1.4 Disconnect the kill switch
When testing the ignition on motorized bicycles, it is wise to disconnect the leads to the kill switch altogether. This is a potential source of trouble since the kill switch is only required to stop the engine not to start the engine.
1.5 Bad connectors
We have already covered the easiest of checks which is looking for bad connections. This one is so simple and fundamental but it has caught us out on several occasions. We encourage you to double check connections before moving on.
A useful tip here is to pull your connectors on and off a few times. The reason for this is that rust can be a point of resistance. Pulling connectors on and off a few times will make sure that the wires are clean.

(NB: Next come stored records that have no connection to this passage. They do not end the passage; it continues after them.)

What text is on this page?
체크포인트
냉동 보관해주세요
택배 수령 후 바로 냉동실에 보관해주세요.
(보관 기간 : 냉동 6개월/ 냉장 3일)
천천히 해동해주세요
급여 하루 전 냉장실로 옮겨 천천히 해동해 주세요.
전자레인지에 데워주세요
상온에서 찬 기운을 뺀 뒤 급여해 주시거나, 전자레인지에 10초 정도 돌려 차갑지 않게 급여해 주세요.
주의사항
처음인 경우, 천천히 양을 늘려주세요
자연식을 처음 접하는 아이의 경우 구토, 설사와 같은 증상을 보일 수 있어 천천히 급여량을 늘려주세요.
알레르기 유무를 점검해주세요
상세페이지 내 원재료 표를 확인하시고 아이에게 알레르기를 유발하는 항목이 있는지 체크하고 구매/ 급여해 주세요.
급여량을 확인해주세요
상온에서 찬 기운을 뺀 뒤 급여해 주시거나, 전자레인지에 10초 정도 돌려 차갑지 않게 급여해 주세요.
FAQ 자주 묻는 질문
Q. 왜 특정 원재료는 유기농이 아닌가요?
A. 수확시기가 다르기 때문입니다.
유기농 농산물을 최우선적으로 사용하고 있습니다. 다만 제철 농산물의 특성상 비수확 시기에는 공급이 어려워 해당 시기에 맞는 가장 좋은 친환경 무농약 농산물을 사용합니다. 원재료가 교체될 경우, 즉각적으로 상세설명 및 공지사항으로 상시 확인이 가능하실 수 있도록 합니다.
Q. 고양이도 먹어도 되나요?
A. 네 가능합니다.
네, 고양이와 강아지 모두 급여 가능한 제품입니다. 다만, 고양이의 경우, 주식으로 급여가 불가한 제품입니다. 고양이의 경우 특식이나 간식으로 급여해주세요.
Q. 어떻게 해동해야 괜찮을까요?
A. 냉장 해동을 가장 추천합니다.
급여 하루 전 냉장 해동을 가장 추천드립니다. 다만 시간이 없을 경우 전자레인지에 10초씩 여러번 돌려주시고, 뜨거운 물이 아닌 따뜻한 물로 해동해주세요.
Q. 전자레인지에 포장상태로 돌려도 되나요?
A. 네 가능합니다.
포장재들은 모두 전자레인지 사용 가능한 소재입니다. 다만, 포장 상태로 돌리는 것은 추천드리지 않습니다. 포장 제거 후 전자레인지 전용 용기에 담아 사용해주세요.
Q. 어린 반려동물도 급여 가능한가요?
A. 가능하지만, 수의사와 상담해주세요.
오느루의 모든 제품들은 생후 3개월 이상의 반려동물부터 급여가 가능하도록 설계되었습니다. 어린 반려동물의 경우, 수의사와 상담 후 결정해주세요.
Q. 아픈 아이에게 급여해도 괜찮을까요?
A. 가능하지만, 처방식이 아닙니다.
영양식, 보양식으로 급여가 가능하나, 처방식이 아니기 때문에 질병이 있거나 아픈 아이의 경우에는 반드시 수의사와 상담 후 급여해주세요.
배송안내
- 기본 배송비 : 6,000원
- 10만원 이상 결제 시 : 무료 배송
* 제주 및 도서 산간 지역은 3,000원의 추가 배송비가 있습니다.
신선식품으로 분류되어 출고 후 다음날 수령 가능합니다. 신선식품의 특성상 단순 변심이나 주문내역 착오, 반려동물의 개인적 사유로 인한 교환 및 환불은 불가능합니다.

It is especially important to unwrap taped wires if they are covering connectors. Electrical tape can trap water inside making corrosion worse.
1.6 Crimp loose connectors
Do not use electrical tape to fix a loose connection or water proof wiring. These simply don’t work. Water seeps into the wiring, causing shorts and the tape is too flexible to make any sort of effective electrical connection.
If connectors are loose carefully crimp them with a pair of pliers to make them a firm fit. To do this, disconnect the connectors and gently crush the outer sleeve slightly, then refit the two pieces of the connector.
The easiest initial test when beginning our troubleshooting is to check for spark.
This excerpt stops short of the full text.